Since at least part of the toxic effects of PAHs are linked to their metabolic conversion, species with a high metabolic capacity could be suspected to be more sensitive to these compounds than species with lower capacity. Invertebrates have a considerably lower metabolic turnover of PAHs than fish and other vertebrates (Livingstone 1998), and scientific data indicate that they also are less sensitive (see Tables 6 and 7 for references). However, it cannot be ruled out that this merely reflects the fact that there is much more research on effects of PAHs on fish than on invertebrates.
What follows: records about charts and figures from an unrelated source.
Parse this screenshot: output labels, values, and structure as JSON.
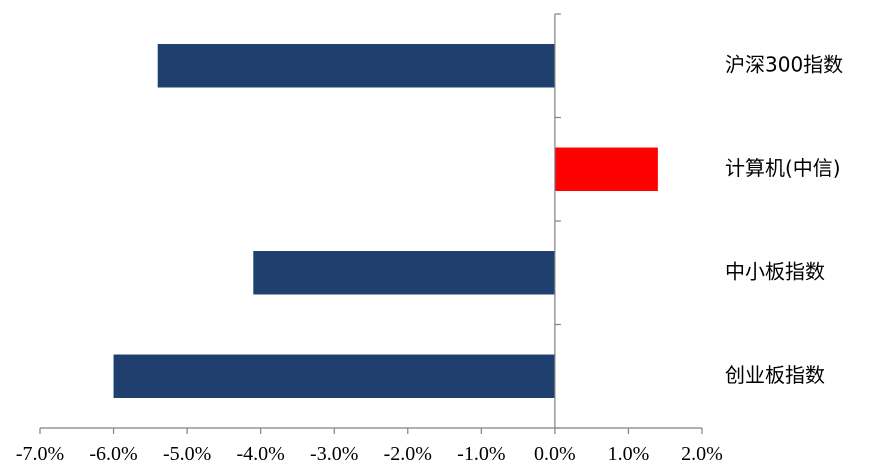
{
  "chart_data": {
    "type": "bar",
    "orientation": "horizontal",
    "categories": [
      "沪深300指数",
      "计算机(中信)",
      "中小板指数",
      "创业板指数"
    ],
    "values": [
      -5.4,
      1.4,
      -4.1,
      -6.0
    ],
    "colors": [
      "#1f3f6e",
      "#ff0000",
      "#1f3f6e",
      "#1f3f6e"
    ],
    "xlim": [
      -7.0,
      2.0
    ],
    "x_ticks": [
      -7,
      -6,
      -5,
      -4,
      -3,
      -2,
      -1,
      0,
      1,
      2
    ],
    "x_tick_labels": [
      "-7.0%",
      "-6.0%",
      "-5.0%",
      "-4.0%",
      "-3.0%",
      "-2.0%",
      "-1.0%",
      "0.0%",
      "1.0%",
      "2.0%"
    ],
    "grid": false,
    "legend": "none",
    "category_label_position": "right"
  }
}
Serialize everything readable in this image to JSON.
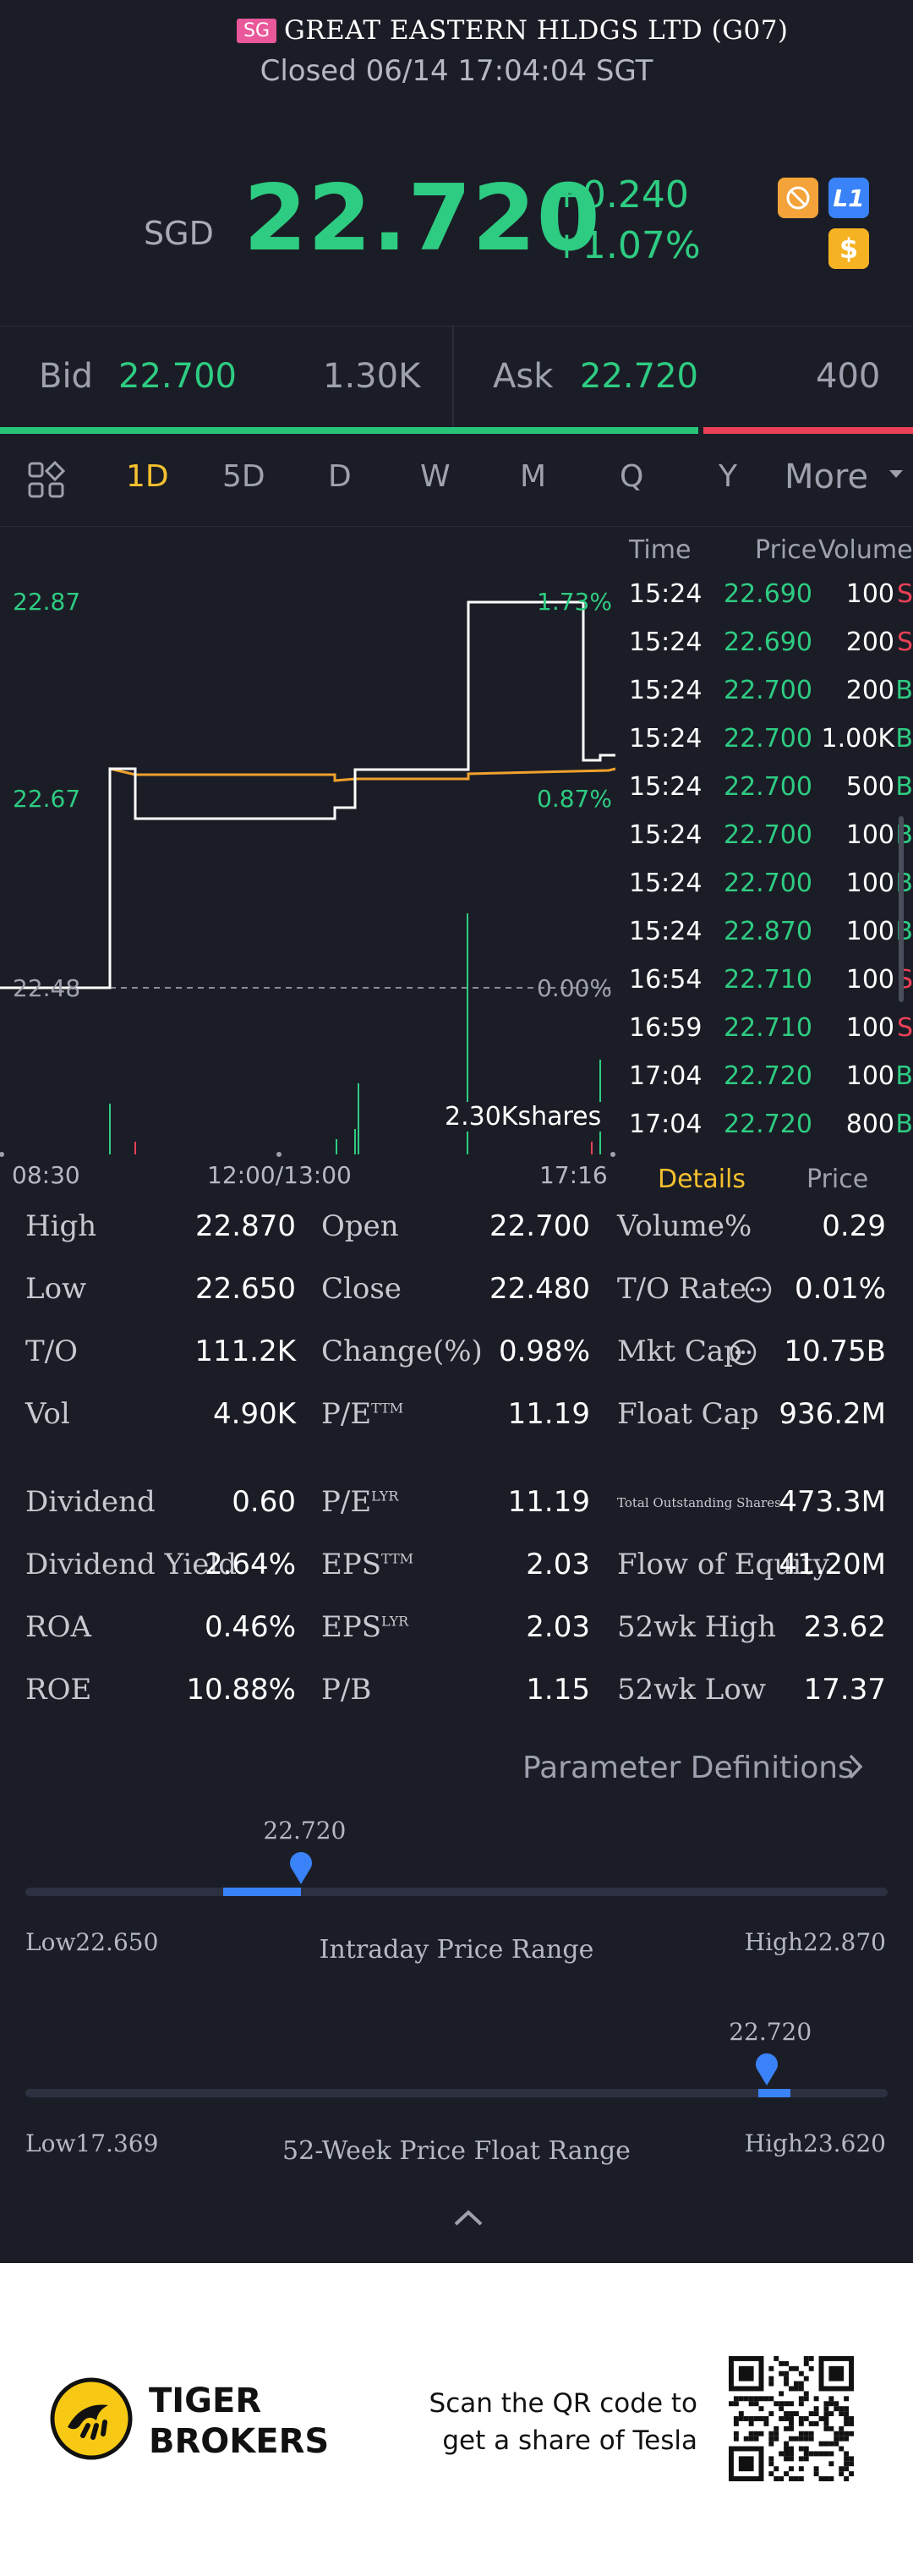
{
  "header": {
    "market_tag": "SG",
    "title": "GREAT EASTERN HLDGS LTD (G07)",
    "status": "Closed 06/14 17:04:04 SGT",
    "currency": "SGD",
    "price": "22.720",
    "change": "+0.240",
    "change_pct": "+1.07%",
    "badge_l1": "L1",
    "badge_dollar": "$"
  },
  "bid_ask": {
    "bid_label": "Bid",
    "bid_price": "22.700",
    "bid_size": "1.30K",
    "ask_label": "Ask",
    "ask_price": "22.720",
    "ask_size": "400",
    "buy_ratio": 0.765
  },
  "periods": {
    "items": [
      "1D",
      "5D",
      "D",
      "W",
      "M",
      "Q",
      "Y"
    ],
    "active": "1D",
    "more": "More"
  },
  "chart": {
    "y_labels": [
      "22.87",
      "22.67",
      "22.48"
    ],
    "pct_labels": [
      "1.73%",
      "0.87%",
      "0.00%"
    ],
    "x_labels": [
      "08:30",
      "12:00/13:00",
      "17:16"
    ],
    "volume_label": "2.30Kshares"
  },
  "trades": {
    "headers": [
      "Time",
      "Price",
      "Volume"
    ],
    "rows": [
      {
        "time": "15:24",
        "price": "22.690",
        "volume": "100",
        "side": "S"
      },
      {
        "time": "15:24",
        "price": "22.690",
        "volume": "200",
        "side": "S"
      },
      {
        "time": "15:24",
        "price": "22.700",
        "volume": "200",
        "side": "B"
      },
      {
        "time": "15:24",
        "price": "22.700",
        "volume": "1.00K",
        "side": "B"
      },
      {
        "time": "15:24",
        "price": "22.700",
        "volume": "500",
        "side": "B"
      },
      {
        "time": "15:24",
        "price": "22.700",
        "volume": "100",
        "side": "B"
      },
      {
        "time": "15:24",
        "price": "22.700",
        "volume": "100",
        "side": "B"
      },
      {
        "time": "15:24",
        "price": "22.870",
        "volume": "100",
        "side": "B"
      },
      {
        "time": "16:54",
        "price": "22.710",
        "volume": "100",
        "side": "S"
      },
      {
        "time": "16:59",
        "price": "22.710",
        "volume": "100",
        "side": "S"
      },
      {
        "time": "17:04",
        "price": "22.720",
        "volume": "100",
        "side": "B"
      },
      {
        "time": "17:04",
        "price": "22.720",
        "volume": "800",
        "side": "B"
      }
    ],
    "tab_details": "Details",
    "tab_price": "Price"
  },
  "stats": {
    "col1": [
      {
        "label": "High",
        "value": "22.870"
      },
      {
        "label": "Low",
        "value": "22.650"
      },
      {
        "label": "T/O",
        "value": "111.2K"
      },
      {
        "label": "Vol",
        "value": "4.90K"
      },
      {
        "label": "Dividend",
        "value": "0.60"
      },
      {
        "label": "Dividend Yield",
        "value": "2.64%"
      },
      {
        "label": "ROA",
        "value": "0.46%"
      },
      {
        "label": "ROE",
        "value": "10.88%"
      }
    ],
    "col2": [
      {
        "label": "Open",
        "value": "22.700"
      },
      {
        "label": "Close",
        "value": "22.480"
      },
      {
        "label": "Change(%)",
        "value": "0.98%"
      },
      {
        "label": "P/E",
        "sup": "TTM",
        "value": "11.19"
      },
      {
        "label": "P/E",
        "sup": "LYR",
        "value": "11.19"
      },
      {
        "label": "EPS",
        "sup": "TTM",
        "value": "2.03"
      },
      {
        "label": "EPS",
        "sup": "LYR",
        "value": "2.03"
      },
      {
        "label": "P/B",
        "value": "1.15"
      }
    ],
    "col3": [
      {
        "label": "Volume%",
        "value": "0.29"
      },
      {
        "label": "T/O Rate",
        "value": "0.01%"
      },
      {
        "label": "Mkt Cap",
        "value": "10.75B"
      },
      {
        "label": "Float Cap",
        "value": "936.2M"
      },
      {
        "label": "Total Outstanding Shares",
        "value": "473.3M"
      },
      {
        "label": "Flow of Equity",
        "value": "41.20M"
      },
      {
        "label": "52wk High",
        "value": "23.62"
      },
      {
        "label": "52wk Low",
        "value": "17.37"
      }
    ],
    "param_defs": "Parameter Definitions"
  },
  "ranges": {
    "intraday": {
      "marker": "22.720",
      "low": "Low22.650",
      "high": "High22.870",
      "title": "Intraday Price Range",
      "position": 0.32
    },
    "week52": {
      "marker": "22.720",
      "low": "Low17.369",
      "high": "High23.620",
      "title": "52-Week Price Float Range",
      "position": 0.86
    }
  },
  "footer": {
    "brand_line1": "TIGER",
    "brand_line2": "BROKERS",
    "promo_line1": "Scan the QR code to",
    "promo_line2": "get a share of Tesla"
  },
  "colors": {
    "up": "#2ecc82",
    "down": "#e94057",
    "active": "#f5c02e",
    "accent_blue": "#3a82f7"
  }
}
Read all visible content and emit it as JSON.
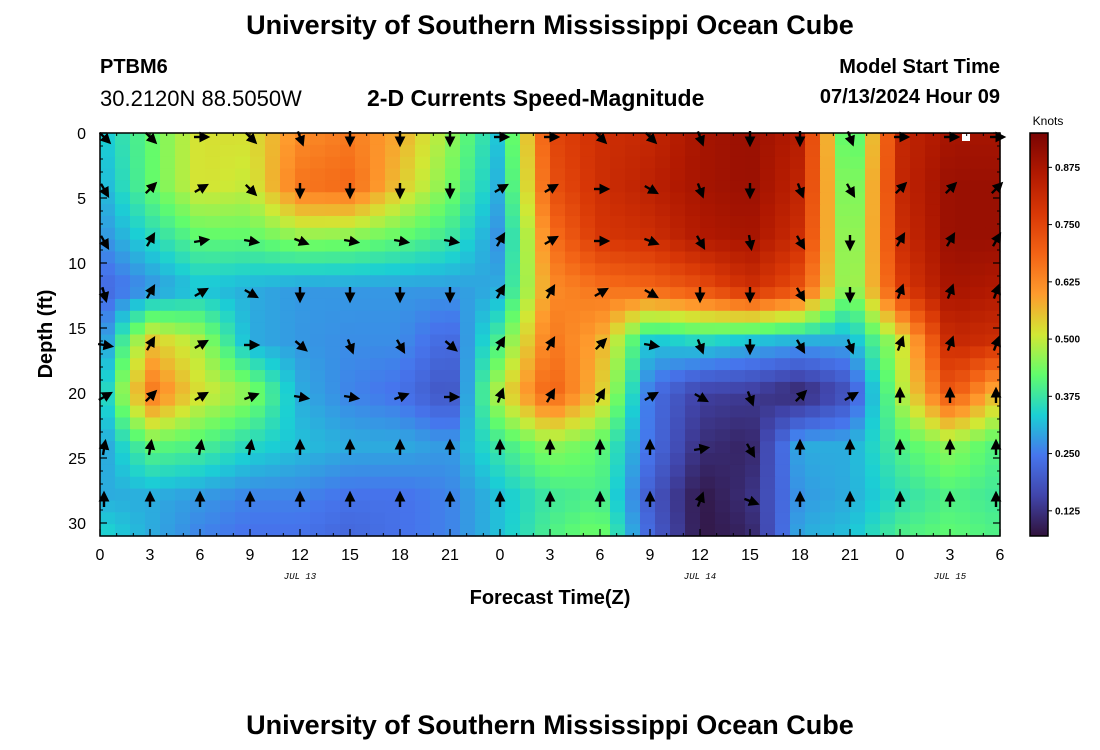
{
  "header": {
    "title": "University of Southern Mississippi Ocean Cube",
    "station_id": "PTBM6",
    "station_coords": "30.2120N  88.5050W",
    "chart_heading": "2-D Currents Speed-Magnitude",
    "model_start_label": "Model Start Time",
    "model_start_value": "07/13/2024 Hour 09"
  },
  "footer": {
    "title": "University of Southern Mississippi Ocean Cube"
  },
  "chart_data": {
    "type": "heatmap",
    "title": "2-D Currents Speed-Magnitude",
    "xlabel": "Forecast Time(Z)",
    "ylabel": "Depth (ft)",
    "colorbar_label": "Knots",
    "colorbar_ticks": [
      "0.125",
      "0.250",
      "0.375",
      "0.500",
      "0.625",
      "0.750",
      "0.875"
    ],
    "colorbar_range": [
      0.07,
      0.95
    ],
    "x_tick_labels": [
      "0",
      "3",
      "6",
      "9",
      "12",
      "15",
      "18",
      "21",
      "0",
      "3",
      "6",
      "9",
      "12",
      "15",
      "18",
      "21",
      "0",
      "3",
      "6"
    ],
    "x_range_hours": [
      0,
      54
    ],
    "date_labels": [
      {
        "label": "JUL 13",
        "hour": 12
      },
      {
        "label": "JUL 14",
        "hour": 36
      },
      {
        "label": "JUL 15",
        "hour": 51
      }
    ],
    "y_tick_labels": [
      "0",
      "5",
      "10",
      "15",
      "20",
      "25",
      "30"
    ],
    "y_range_ft": [
      0,
      31
    ],
    "y_inverted": true,
    "depths_ft": [
      0,
      4,
      8,
      12,
      16,
      20,
      24,
      28,
      31
    ],
    "hours": [
      0,
      3,
      6,
      9,
      12,
      15,
      18,
      21,
      24,
      27,
      30,
      33,
      36,
      39,
      42,
      45,
      48,
      51,
      54
    ],
    "speed_knots": [
      [
        0.32,
        0.42,
        0.52,
        0.52,
        0.62,
        0.65,
        0.58,
        0.46,
        0.32,
        0.74,
        0.8,
        0.82,
        0.88,
        0.9,
        0.85,
        0.35,
        0.82,
        0.88,
        0.88
      ],
      [
        0.3,
        0.42,
        0.52,
        0.5,
        0.66,
        0.68,
        0.55,
        0.44,
        0.3,
        0.72,
        0.8,
        0.84,
        0.88,
        0.9,
        0.83,
        0.38,
        0.82,
        0.9,
        0.9
      ],
      [
        0.27,
        0.35,
        0.42,
        0.42,
        0.46,
        0.45,
        0.42,
        0.38,
        0.27,
        0.66,
        0.78,
        0.8,
        0.86,
        0.88,
        0.8,
        0.4,
        0.8,
        0.9,
        0.9
      ],
      [
        0.22,
        0.27,
        0.32,
        0.3,
        0.28,
        0.28,
        0.28,
        0.28,
        0.3,
        0.62,
        0.66,
        0.68,
        0.72,
        0.8,
        0.72,
        0.42,
        0.76,
        0.88,
        0.86
      ],
      [
        0.25,
        0.55,
        0.48,
        0.3,
        0.28,
        0.27,
        0.27,
        0.22,
        0.4,
        0.66,
        0.58,
        0.32,
        0.35,
        0.32,
        0.3,
        0.3,
        0.5,
        0.82,
        0.8
      ],
      [
        0.3,
        0.66,
        0.52,
        0.46,
        0.3,
        0.26,
        0.24,
        0.18,
        0.5,
        0.7,
        0.55,
        0.24,
        0.15,
        0.14,
        0.1,
        0.18,
        0.48,
        0.72,
        0.55
      ],
      [
        0.28,
        0.42,
        0.4,
        0.35,
        0.32,
        0.3,
        0.3,
        0.28,
        0.38,
        0.46,
        0.42,
        0.24,
        0.12,
        0.1,
        0.3,
        0.3,
        0.4,
        0.46,
        0.4
      ],
      [
        0.3,
        0.3,
        0.28,
        0.26,
        0.26,
        0.24,
        0.24,
        0.26,
        0.32,
        0.38,
        0.4,
        0.2,
        0.08,
        0.12,
        0.28,
        0.3,
        0.36,
        0.4,
        0.38
      ],
      [
        0.35,
        0.3,
        0.26,
        0.24,
        0.24,
        0.22,
        0.24,
        0.26,
        0.32,
        0.4,
        0.44,
        0.22,
        0.08,
        0.1,
        0.3,
        0.32,
        0.4,
        0.42,
        0.4
      ]
    ],
    "vector_depths_ft": [
      0,
      4,
      8,
      12,
      16,
      20,
      24,
      28
    ],
    "vector_hours": [
      0,
      3,
      6,
      9,
      12,
      15,
      18,
      21,
      24,
      27,
      30,
      33,
      36,
      39,
      42,
      45,
      48,
      51,
      54
    ],
    "vector_directions_deg": [
      [
        135,
        135,
        90,
        135,
        160,
        180,
        180,
        180,
        90,
        90,
        135,
        135,
        160,
        180,
        180,
        160,
        90,
        90,
        90
      ],
      [
        150,
        45,
        60,
        135,
        180,
        180,
        180,
        180,
        60,
        60,
        90,
        120,
        160,
        180,
        160,
        150,
        45,
        45,
        45
      ],
      [
        150,
        30,
        80,
        100,
        110,
        100,
        100,
        100,
        30,
        60,
        90,
        110,
        150,
        170,
        150,
        180,
        30,
        30,
        30
      ],
      [
        165,
        30,
        60,
        120,
        180,
        180,
        180,
        180,
        30,
        30,
        60,
        120,
        180,
        180,
        150,
        180,
        20,
        20,
        20
      ],
      [
        100,
        30,
        60,
        90,
        130,
        160,
        150,
        130,
        30,
        30,
        45,
        100,
        160,
        180,
        150,
        160,
        20,
        20,
        20
      ],
      [
        60,
        45,
        60,
        70,
        100,
        100,
        70,
        90,
        20,
        30,
        30,
        60,
        120,
        160,
        45,
        60,
        0,
        0,
        0
      ],
      [
        10,
        10,
        10,
        10,
        0,
        0,
        0,
        0,
        0,
        0,
        0,
        0,
        80,
        150,
        0,
        0,
        0,
        0,
        0
      ],
      [
        0,
        0,
        0,
        0,
        0,
        0,
        0,
        0,
        0,
        0,
        0,
        0,
        20,
        110,
        0,
        0,
        0,
        0,
        0
      ]
    ]
  }
}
In addition to the specific toxic mechanisms mentioned above (through AhR activation and disturbance of ion channels), PAHs also have been claimed to have a non-specific mode of action, often referred to as “narcosis” (Di Toro et al. 2000). Narcosis is suggested to be caused by the mere presence of the hydrophobic PAC molecules dissolved in the cell membranes which would disturb normal cell processes and result in an anaesthetic or narcotic-like effect. With increasing molecular weight, PAH molecules become more hydrophobic, and this would lead to an increased narcotic effect. Lately the evidences for this form of narcotic effect have been questioned (Incardona 2017), although it cannot be ruled out that it exists.

Figure 7 The metabolic turnover eliminates PAHs and limit the accumulation in the organism, but at the same time reactive metabolites with toxic effects are generated.